Increased 503's on some clusters in Virginia running version 6.5.4

Incident Report for Bonsai

Postmortem

At 10:20am CDT (03:20 UTC) one of our Elasticsearch 6.5.4 server groups in Virginia suffered a cascading failure due to degraded performance on two of three nodes. Clusters utilizing these nodes quickly became unresponsive to requests, leading to HTTP 503 and 429 responses.

We were alerted at 10:31am (03:21 UTC) and began an investigation. Within a few minutes, the issue was escalated internally for incident response. The Bonsai team organized into incident response roles, and began working to troubleshoot and resolve the problem while communicating with impacted customers.

Our investigation showed two of three Elasticsearch nodes with high garbage collection activity, causing them to be unresponsive to requests. We placed free tier clusters into maintenance mode to help shed load while performing a restart of the affected nodes. After recovering all shards, performance returned to normal at 11:04am CDT (04:04 UTC).
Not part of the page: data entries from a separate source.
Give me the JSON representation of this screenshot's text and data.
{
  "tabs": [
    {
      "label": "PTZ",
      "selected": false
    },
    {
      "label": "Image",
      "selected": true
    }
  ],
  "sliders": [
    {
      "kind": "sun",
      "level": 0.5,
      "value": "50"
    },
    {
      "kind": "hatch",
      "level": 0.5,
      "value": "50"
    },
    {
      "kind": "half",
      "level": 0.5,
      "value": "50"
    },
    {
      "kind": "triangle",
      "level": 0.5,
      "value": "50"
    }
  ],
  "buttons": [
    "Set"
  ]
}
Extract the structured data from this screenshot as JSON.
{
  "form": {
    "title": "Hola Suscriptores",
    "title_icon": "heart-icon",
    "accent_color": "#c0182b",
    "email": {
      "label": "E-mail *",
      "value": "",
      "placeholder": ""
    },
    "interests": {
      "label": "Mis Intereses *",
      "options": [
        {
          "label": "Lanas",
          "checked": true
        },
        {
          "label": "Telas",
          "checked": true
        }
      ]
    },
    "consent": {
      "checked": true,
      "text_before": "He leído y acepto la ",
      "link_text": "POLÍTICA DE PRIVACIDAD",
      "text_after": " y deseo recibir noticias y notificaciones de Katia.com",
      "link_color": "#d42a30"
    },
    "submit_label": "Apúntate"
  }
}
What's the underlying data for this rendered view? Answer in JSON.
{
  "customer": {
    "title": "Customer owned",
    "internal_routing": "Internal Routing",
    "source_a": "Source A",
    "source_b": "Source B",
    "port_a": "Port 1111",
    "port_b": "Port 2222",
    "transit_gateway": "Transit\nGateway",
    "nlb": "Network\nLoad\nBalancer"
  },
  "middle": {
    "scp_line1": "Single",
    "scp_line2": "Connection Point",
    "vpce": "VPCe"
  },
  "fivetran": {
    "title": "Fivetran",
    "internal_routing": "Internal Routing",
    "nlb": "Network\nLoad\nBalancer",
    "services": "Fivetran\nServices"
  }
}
During subsequent monitoring of the systems, we observed a similar performance regression begin at 11:17am CDT (04:17 UTC). We performed a similar intervention, placing free tier clusters into maintenance mode, and initiating another rolling restart of the cluster.

While intervening to stabilize this second occurrence, we provisioned additional capacity in order to rebalance clusters within the region and mitigate the potential impact of ‘noisy neighbor’ effects. Impacted production clusters were migrated to newer hardware at 11:50am CDT (04:50 UTC).

We are considering this incident resolved, however we are still reviewing the impact and considering potential root causes. Long GC pauses are rare on Bonsai, and simultaneous impacts to nodes within the same group is unprecedented. The reoccurrence of the issue within a few minutes is also highly suspect, and is a major point of focus.

Customers with questions, comments, or concerns should send an email to [email protected].

Posted Jun 18, 2019 - 19:43 UTC

Resolved

This incident has been resolved, and starter clusters have been re-enabled.

Posted Jun 18, 2019 - 17:03 UTC

Update

We have provisioned additional capacity. Production clusters will have a brief read-only period as we migrate them to the new hardware.

Starter clusters remain under maintenance.

Posted Jun 18, 2019 - 16:45 UTC

Monitoring

A fix has been implemented and we are monitoring the results.

Posted Jun 18, 2019 - 16:33 UTC

Investigating

We're seeing more signs of performance regression and our team is currently investigating. All starter clusters have been placed in maintenance mode.

Posted Jun 18, 2019 - 16:21 UTC

Monitoring

The cluster group is stabilized and starter clusters that have been placed in maintenance mode have been re-enabled.

Posted Jun 18, 2019 - 16:04 UTC

Update

We are continuing to work on a fix for this issue.

Posted Jun 18, 2019 - 16:03 UTC

Identified

The issue was identified shortly after increased errors were reported by our systems, and our team is working on a fix.

Posted Jun 18, 2019 - 16:00 UTC

This incident affected: Region Health: Bonsai Virginia.